Attorneys will sometimes file accident lawsuits with a questionable basis, which often
comes back to haunt them. A recent unreported Appellate Division decision is instructive.
A woman involved in an automobile collision had the lawsuit threshold (see https://www.middlesexcountyaccidentlawyer.com/what-is-the-lawsuit-threshold/).
She admitted that no part of her body struck the inside of the vehicle, that her parked vehicle was not moved by the impact, and that she told the responding officer that she was not injured and that she did not need an ambulance. The other driver testified that she did not feel any impact and that there was no damage to her car.
The plaintiff claimed neck, back and shoulder injuries due to the accident. However, she also admitted that she had been in a prior motor vehicle accident that caused serious injuries to those same areas and that she was still receiving treatment for those injuries at the time of this accident.
At trial, the defendant presented expert testimony that there had been no physical transfer of force from the defendant’s vehicle to the plaintiff’s body. Further, the court barred the testimony of plaintiff’s medical expert due to plaintiff’s failure to submit the expert report in advance of the trial.

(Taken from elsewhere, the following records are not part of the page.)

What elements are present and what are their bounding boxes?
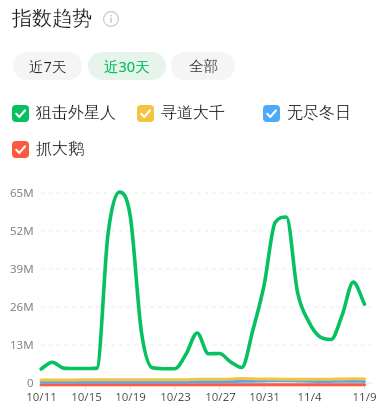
button[interactable]: 无尽冬日 bbox=[263, 103, 351, 123]
button[interactable]: 寻道大千 bbox=[137, 103, 225, 123]
staticText: 近7天 bbox=[29, 56, 67, 76]
staticText: 10/11 bbox=[26, 389, 57, 405]
staticText: 52M bbox=[10, 223, 34, 239]
staticText: 0 bbox=[27, 375, 34, 391]
staticText: 无尽冬日 bbox=[287, 103, 351, 123]
button[interactable]: Info bbox=[102, 10, 119, 27]
staticText: 抓大鹅 bbox=[36, 139, 84, 159]
staticText: 近30天 bbox=[104, 56, 150, 76]
button[interactable]: 近30天 bbox=[88, 52, 166, 80]
staticText: 13M bbox=[10, 337, 34, 353]
button[interactable]: 全部 bbox=[171, 52, 235, 80]
staticText: 10/15 bbox=[71, 389, 102, 405]
staticText: 寻道大千 bbox=[161, 103, 225, 123]
staticText: 39M bbox=[10, 261, 34, 277]
staticText: 65M bbox=[10, 185, 34, 201]
staticText: 11/9 bbox=[352, 389, 377, 405]
staticText: 全部 bbox=[189, 57, 218, 75]
button[interactable]: 抓大鹅 bbox=[12, 139, 84, 159]
staticText: 10/19 bbox=[115, 389, 146, 405]
staticText: 26M bbox=[10, 299, 34, 315]
button[interactable]: 近7天 bbox=[13, 52, 82, 80]
staticText: 10/27 bbox=[205, 389, 236, 405]
staticText: 指数趋势 bbox=[12, 6, 92, 31]
staticText: 11/4 bbox=[297, 389, 322, 405]
staticText: 10/23 bbox=[160, 389, 191, 405]
button[interactable]: 狙击外星人 bbox=[12, 103, 116, 123]
staticText: 10/31 bbox=[249, 389, 280, 405]
staticText: 狙击外星人 bbox=[36, 103, 116, 123]
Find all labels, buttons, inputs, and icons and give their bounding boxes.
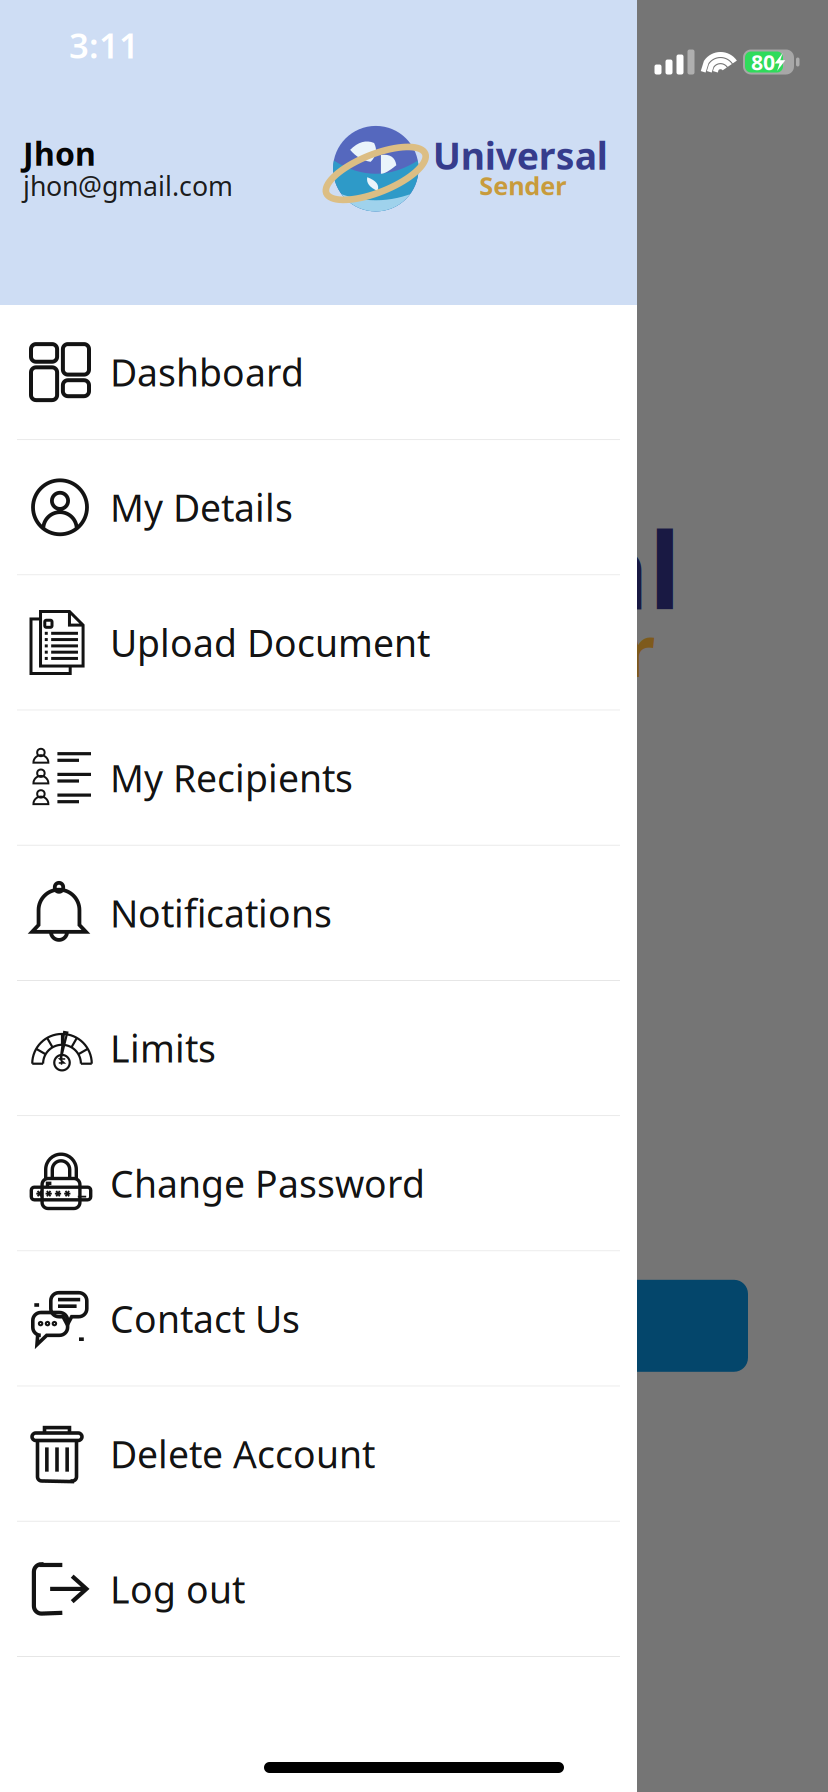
staticText: Universal [176, 497, 681, 639]
staticText: Notifications [110, 888, 332, 938]
button[interactable]: My Recipients [0, 711, 637, 846]
staticText: Send money at the best rates [93, 864, 554, 908]
button[interactable]: SIGN UP [392, 1280, 748, 1372]
staticText: Dashboard [110, 347, 304, 397]
staticText: Change Password [110, 1158, 425, 1208]
staticText: Jhon [23, 132, 96, 174]
staticText: jhon@gmail.com [23, 168, 233, 203]
button[interactable]: Limits [0, 981, 637, 1116]
staticText: My Details [110, 482, 293, 532]
staticText: Log out [110, 1564, 245, 1614]
staticText: Sender [479, 168, 566, 202]
staticText: Contact Us [110, 1294, 300, 1343]
staticText: SIGN IN [132, 1304, 256, 1347]
button[interactable]: SIGN IN [36, 1280, 352, 1372]
button[interactable]: Contact Us [0, 1251, 637, 1387]
staticText: My Recipients [110, 753, 353, 802]
button[interactable]: Log out [0, 1522, 637, 1657]
button[interactable]: My Details [0, 440, 637, 575]
staticText: Sender [404, 601, 655, 697]
staticText: and safely, anytime anywhere [93, 980, 563, 1025]
staticText: Delete Account [110, 1429, 375, 1478]
staticText: 80 [751, 48, 775, 76]
staticText: 3:11 [69, 22, 139, 68]
staticText: to your loved ones effortlessly [93, 922, 568, 967]
button[interactable]: Delete Account [0, 1387, 637, 1522]
button[interactable]: Change Password [0, 1116, 637, 1251]
staticText: Universal [433, 131, 608, 180]
button[interactable]: Upload Document [0, 575, 637, 711]
staticText: Upload Document [110, 618, 430, 667]
button[interactable]: Notifications [0, 846, 637, 981]
staticText: Limits [110, 1023, 216, 1073]
button[interactable]: Dashboard [0, 305, 637, 440]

The jury found no cause of action for plaintiff. Plaintiff’s motion for a new trial was denied. Upon review, the Appellate Division upheld the trial court’s rulings in the matter as well as the trial court’s denial of the new trial motion.
Normally in personal injury litigation, plaintiff’s counsel will advance the costs of the case, including the preparation of the medical expert report and presentation of that expert’s testimony. However, it makes no sense to do so if the dots cannot be connected. The above decision is a perfect example of a case with too many strikes against it to succeed.